I posted my Thanksgiving photos on my blog yesterday and was visiting some of my blog friends to see the beautiful Thanksgiving photos they posted. Everyone seemed to have a great holiday with their loved ones and pets.
As I was visiting the blogs, I was struck by the contrast between the very large families and the very small families. Some bloggers posted photos of a very elaborate Thanksgiving with formal china and beautiful tablescapes, and some friends had a very casual affair. There were some who ate with friends and some who were maybe eating at a hospital or nursing home with someone they love. A few folks, like my husband, son and I, went out to a favorite restaurant or resort. Sadly, I am sure there were some people who were eating a Thanksgiving dinner alone. :(
As I was looking at the different blog postings, I thought about my own history of Thanksgivings past.... I remembered my Thanksgivings with my family when I was a little girl. Each year, we would go to my grandmother and grandfather's home in Winter Haven. I thought about celebrating Thanksgiving when my children were little. I reflected on Thanksgivings spent as a big group at my parents house when they were still alive and later my Aunt's home in Kissimmmee, Florida. I thought about the times when my sister cooked Thanksgiving dinner early and had friends and family over when we lived in Houston, Texas. She was a flight attendant and had to fly on Thanksgiving Day so she made Thanksgiving dinner a few days before the actual holiday. I thought about the times that I have had Thanksgiving for the family at my house....especially in the last few years that my parents were alive. I enjoyed decorating my table with fall flowers and using the china my grandmother gave me when I was 18 years old that I have kept all these years. My parents, brother and sister-in-law, aunt and their families would join us.
After moving to Washington State, we teamed up with our friends, the Gibson family, to do a "destination Thanksgiving together." One of my favorite Thanksgivings was the one where we rented a vacation home together called the "Castle" in Arch Cape, Oregon, near Cannon Beach... We had a great time that year walking the beach exploring and making campfires on the beach in the evening together. We played games, learned to knit, read, watched movies and had a delicious Thanksgiving dinner. Everyone contributed their special dish for the dinner, and the vacation home had a table large enough to accomodate everyone in our family that attended.
For the past couple of years, my husband, son and I have celebrated Thanksgiving together at the Alderbrook Resort/Lodge which we love. You can view the photos from our Thanksgiving there in a previous posting. The Alderbrook is a beautiful place at holiday time, and we enjoy spending time there together on Thanksgiving. Since it is has just been the three of us for Thanksgiving over the past couple of years, it has been more intimate but nonetheless.....very special and filled with love and gratitude for all the blessings in our lives.
As I am reflecting on the many variations of Thanksgiving and seeing the different sizes of families and the many ways that people celebrate, I am reminded of the ending of a movie......Mrs. Doubtfire.....where Robin Williams speaks about the many different family settings to a child. I think what made me think of this is the fact that I am very aware at holiday time, that I have loved ones missing from my family. Of course, Robin Williams is speaking about the fact that the little girl's family is divorced, but I think that this applies to all of us because we all have loved ones who are not with us.....no matter whether they are far apart in distance or gone on to live in Heaven. Here are the lines from the movie.....
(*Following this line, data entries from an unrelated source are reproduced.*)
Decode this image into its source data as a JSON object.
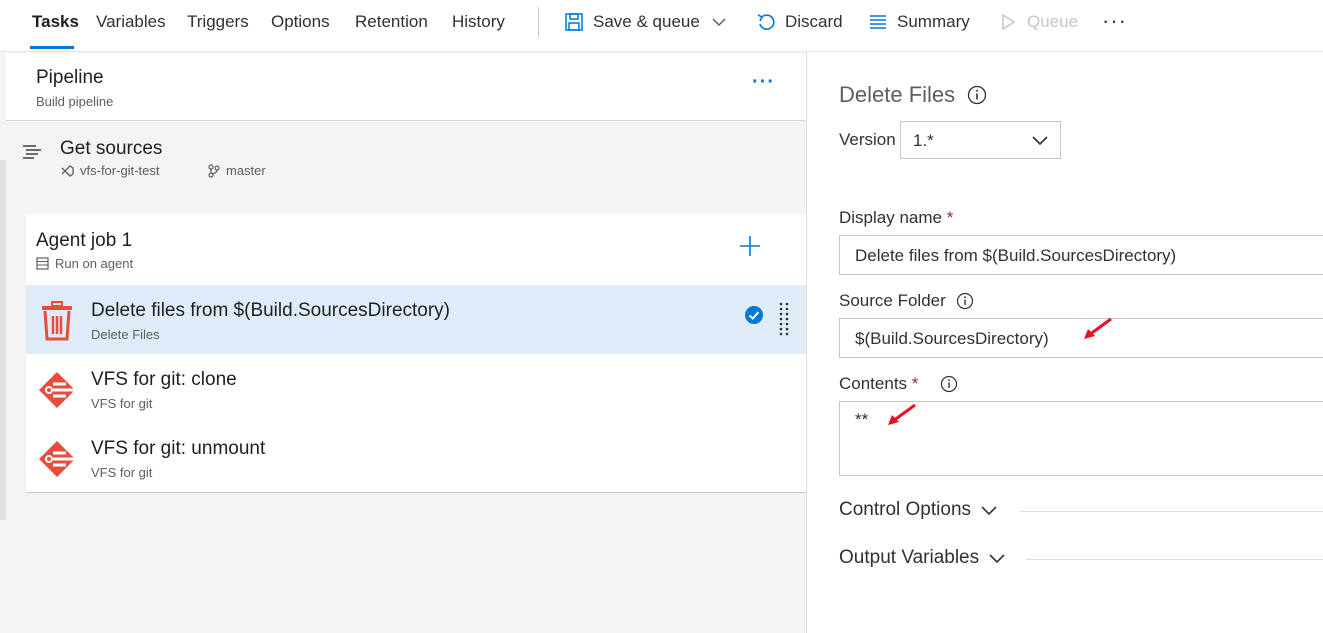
{
  "toolbar": {
    "tabs": [
      {
        "label": "Tasks",
        "active": true
      },
      {
        "label": "Variables"
      },
      {
        "label": "Triggers"
      },
      {
        "label": "Options"
      },
      {
        "label": "Retention"
      },
      {
        "label": "History"
      }
    ],
    "save_label": "Save & queue",
    "discard_label": "Discard",
    "summary_label": "Summary",
    "queue_label": "Queue",
    "more_label": "···"
  },
  "pipeline": {
    "title": "Pipeline",
    "subtitle": "Build pipeline",
    "more_label": "···"
  },
  "sources": {
    "title": "Get sources",
    "repo": "vfs-for-git-test",
    "branch": "master"
  },
  "job": {
    "title": "Agent job 1",
    "subtitle": "Run on agent",
    "tasks": [
      {
        "title": "Delete files from $(Build.SourcesDirectory)",
        "subtitle": "Delete Files",
        "selected": true
      },
      {
        "title": "VFS for git: clone",
        "subtitle": "VFS for git"
      },
      {
        "title": "VFS for git: unmount",
        "subtitle": "VFS for git"
      }
    ]
  },
  "details": {
    "title": "Delete Files",
    "version_label": "Version",
    "version_value": "1.*",
    "display_name_label": "Display name",
    "display_name_value": "Delete files from $(Build.SourcesDirectory)",
    "source_folder_label": "Source Folder",
    "source_folder_value": "$(Build.SourcesDirectory)",
    "contents_label": "Contents",
    "contents_value": "**",
    "required_mark": "*",
    "control_options_label": "Control Options",
    "output_variables_label": "Output Variables"
  },
  "colors": {
    "accent": "#0078d4",
    "selected_row": "#deecf9",
    "delete_icon": "#e74c3c",
    "vfs_icon": "#e74c3c",
    "annotation_arrow": "#e81123"
  }
}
"Dear Mrs Doubtfiire - Two months ago my mom and dad decided to separate." "Now they live in different houses." "My brother Andrew says that we aren't a realfamily any more. Is this true?" "Did I lose my family?" "Is there anything I could do to get my parents back together?" "Sincerely, Katie McCormick." Oh, my dear Katie. You know, some parents get along much better when they don't live together. They don't fight all the time and they can become better people. Much better mommies and daddies for you. And sometimes they get back together. And sometimes they don't, dear. And if they don't, don't blame yourself. Just because they don't love each other doesn't mean that they don't love you. There are all sorts of different families, Katie. Some families have one mommy, some families have one daddy, or two families. Some children live with their uncle or aunt. Some live with their grandparents, and some children live with foster parents. Some live in separate homes and neighbourhoods in different areas of the country. They may not see each other for days, weeks, months or even years at a time. But if there's love, dear, those are the ties that bind. And you'll have a family in your heart for ever. All my love to you, poppet. You're going to be all right. Bye-bye."
The last part, where he says......"But if there's love, dear, those are the ties that bind. And you will have a family in your heart forever" really came to mind over the past couple of days that I have been catching up on the holiday postings of my blog friends. No matter how large or small your family is.....or who is missing from your celebration.....if there is love.....those are truly the ties that bind. It is not the Thanksgiving dinner or how you spend the day that matters......what matters is the love in the heart..... Those that we love are always with us and present in our hearts, and they are our blessings and truly what Thanksgiving is about. Happy upcoming holidays to each of you!